Economic hardship and adolescent behavioral outcomes: Within- and between-family associations.
Portia L MillerLorraine R BlattDaniesha Hunter-RueKelly R BarryNabila Jamal-OrozcoJaime L HansonElizabeth E Votruba-DrzaPublished in: Development and psychopathology (2024)
Understanding how youth perceive household economic hardship and how it relates to their behavior is vital given associations between hardship and behavioral development. Yet, most studies ignore youth's own perceptions of economic hardship, instead relying solely on caregiver reports. Moreover, the literature has tended to treat economic hardship as a stable force over time, rather than a volatile one that varies month-to-month. This study addressed extant limitations by collecting monthly measures of economic hardship, specifically caregiver- and youth-reported material deprivation and youth-reported financial stress, and youth internalizing and externalizing problems from 104 youth-caregiver dyads (youth: 14-16 years, 55% female, 37% Black, 43% White) over nine months. We examined month-to-month variability of these constructs and how youth-reports of material deprivation and financial stress predicted their behavior problems, controlling for caregiver-reports of material deprivation.

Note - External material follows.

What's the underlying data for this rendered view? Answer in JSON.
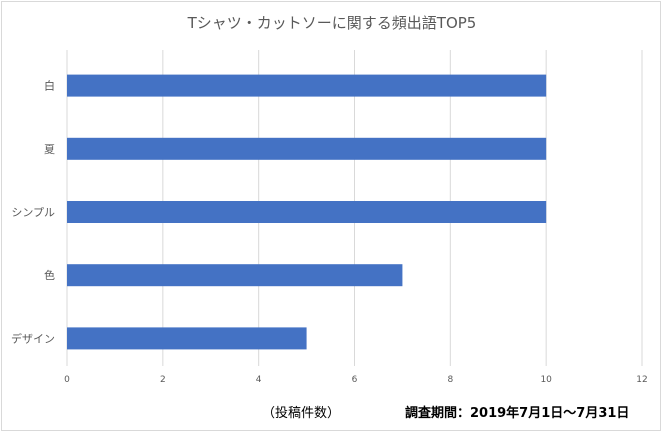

We found that hardship measures varied month-to-month (ICCs = 0.69-0.73), and youth-reported material deprivation positively predicted internalizing when examining both within- and between-individual variability ( β = .19-.47). Youth-reported financial stress positively predicted within-individual variation in externalizing ( β = .18), while youth reports of material deprivation predicted externalizing when looking between families ( β = .41). Caregiver-reported material deprivation was unrelated to youth behavior when accounting for youth perceptions of economic hardship.